Among the types of transformation systems used for filamentous fungi, the complementation of the nitrate reductase (niaD-) mutants offers a series of advantages. The spontaneous mutants can be easily obtained by positive selection by chlorate resistance and, since no mutagenic agents are used, the possibility of secondary mutations that would affect important genes is reduced. Besides, these mutants present a single desirable phenotype (inability to use nitrate as sole nitrogen source), being this phenotype not essential and not affecting growth or important metabolic pathways (28).

Heterologous and homologous transformation systems based on the complementation of the niaD- mutants have already been described for some filamentous fungi: Aspergillus oryzae (15,28), Fusarium oxysporum (5,13), Gibberella fujikuroi (23,27), Penicillium chrysogenum (7,35), and P. griseoroseum (16,19), among others. In the heterologous transformation systems, the transformation frequency was lesser than 20 transformants/µg DNA. The optimization of the heterologous transformation protocol for F. oxysporum reached a frequency of 100 to 200 transformants/µg DNA (11). One aspect that leads to an increase in the transformation frequency is the linearization of the vector. For several species, this linearization influenced the transformation frequency positively, as for Ustilago maydis with a 20-fold increase (34), A. niger and P. griseoroseum with a 2-fold increase (25,29). On the other hand, certain species, such as Coprinus cinereus, have not presented this effect (8).

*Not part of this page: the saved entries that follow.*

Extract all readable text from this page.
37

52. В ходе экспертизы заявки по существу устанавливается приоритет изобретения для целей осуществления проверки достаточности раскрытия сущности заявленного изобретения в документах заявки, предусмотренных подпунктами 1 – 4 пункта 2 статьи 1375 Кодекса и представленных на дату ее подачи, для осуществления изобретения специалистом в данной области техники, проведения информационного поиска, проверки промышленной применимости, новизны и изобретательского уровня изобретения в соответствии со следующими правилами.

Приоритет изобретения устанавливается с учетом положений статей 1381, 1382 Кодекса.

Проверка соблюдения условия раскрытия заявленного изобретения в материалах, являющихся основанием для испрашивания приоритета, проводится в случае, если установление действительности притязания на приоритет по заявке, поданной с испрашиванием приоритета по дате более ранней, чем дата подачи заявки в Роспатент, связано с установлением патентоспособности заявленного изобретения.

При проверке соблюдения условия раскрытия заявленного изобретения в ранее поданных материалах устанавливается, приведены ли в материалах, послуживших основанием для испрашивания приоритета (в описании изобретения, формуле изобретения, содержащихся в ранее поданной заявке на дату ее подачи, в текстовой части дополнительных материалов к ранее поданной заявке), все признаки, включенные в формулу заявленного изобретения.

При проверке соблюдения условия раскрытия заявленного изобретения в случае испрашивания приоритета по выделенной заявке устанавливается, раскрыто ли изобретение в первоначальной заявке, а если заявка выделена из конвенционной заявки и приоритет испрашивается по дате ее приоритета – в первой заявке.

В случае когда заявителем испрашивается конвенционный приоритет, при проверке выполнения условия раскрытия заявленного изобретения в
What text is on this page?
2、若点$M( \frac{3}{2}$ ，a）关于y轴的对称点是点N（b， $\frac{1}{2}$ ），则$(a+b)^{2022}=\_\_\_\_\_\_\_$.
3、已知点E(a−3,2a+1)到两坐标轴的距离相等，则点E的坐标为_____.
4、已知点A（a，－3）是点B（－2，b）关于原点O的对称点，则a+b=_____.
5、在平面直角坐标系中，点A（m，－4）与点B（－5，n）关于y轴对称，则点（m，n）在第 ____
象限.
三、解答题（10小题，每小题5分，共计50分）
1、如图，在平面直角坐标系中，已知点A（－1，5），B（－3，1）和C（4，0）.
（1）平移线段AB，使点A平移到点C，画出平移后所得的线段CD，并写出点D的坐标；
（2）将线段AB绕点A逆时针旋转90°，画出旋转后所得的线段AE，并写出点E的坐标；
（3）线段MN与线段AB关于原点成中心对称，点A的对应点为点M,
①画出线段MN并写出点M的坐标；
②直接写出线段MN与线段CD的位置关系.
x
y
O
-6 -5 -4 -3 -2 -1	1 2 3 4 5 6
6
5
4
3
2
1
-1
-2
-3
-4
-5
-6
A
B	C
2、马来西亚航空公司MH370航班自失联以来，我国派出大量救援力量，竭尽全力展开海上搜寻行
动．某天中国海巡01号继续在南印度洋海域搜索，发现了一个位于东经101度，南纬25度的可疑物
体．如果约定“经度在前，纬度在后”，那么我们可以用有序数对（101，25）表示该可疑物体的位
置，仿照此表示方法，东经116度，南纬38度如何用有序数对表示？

One of the applications of a heterologous transformation system is the use as selection marker in cotransformation experiments to improve enzyme production, as for A. oryzae that presented up to 3.2-fold increases in polygalacturonase production when transformed with a P. janthinellum polygalacturonase gene, where the transformants had been selected by the complementation of a niaD- mutation (9), and to A. awamori, where nearly 90% of the transformants containing polygalacturonase encoding gene copies of A. niger presented a two to six-fold increase of this enzyme production (21). If this heterologous system shows random integrations, it can also be used for insertional mutagenesis experiments and future cloning of important genes in this fungus.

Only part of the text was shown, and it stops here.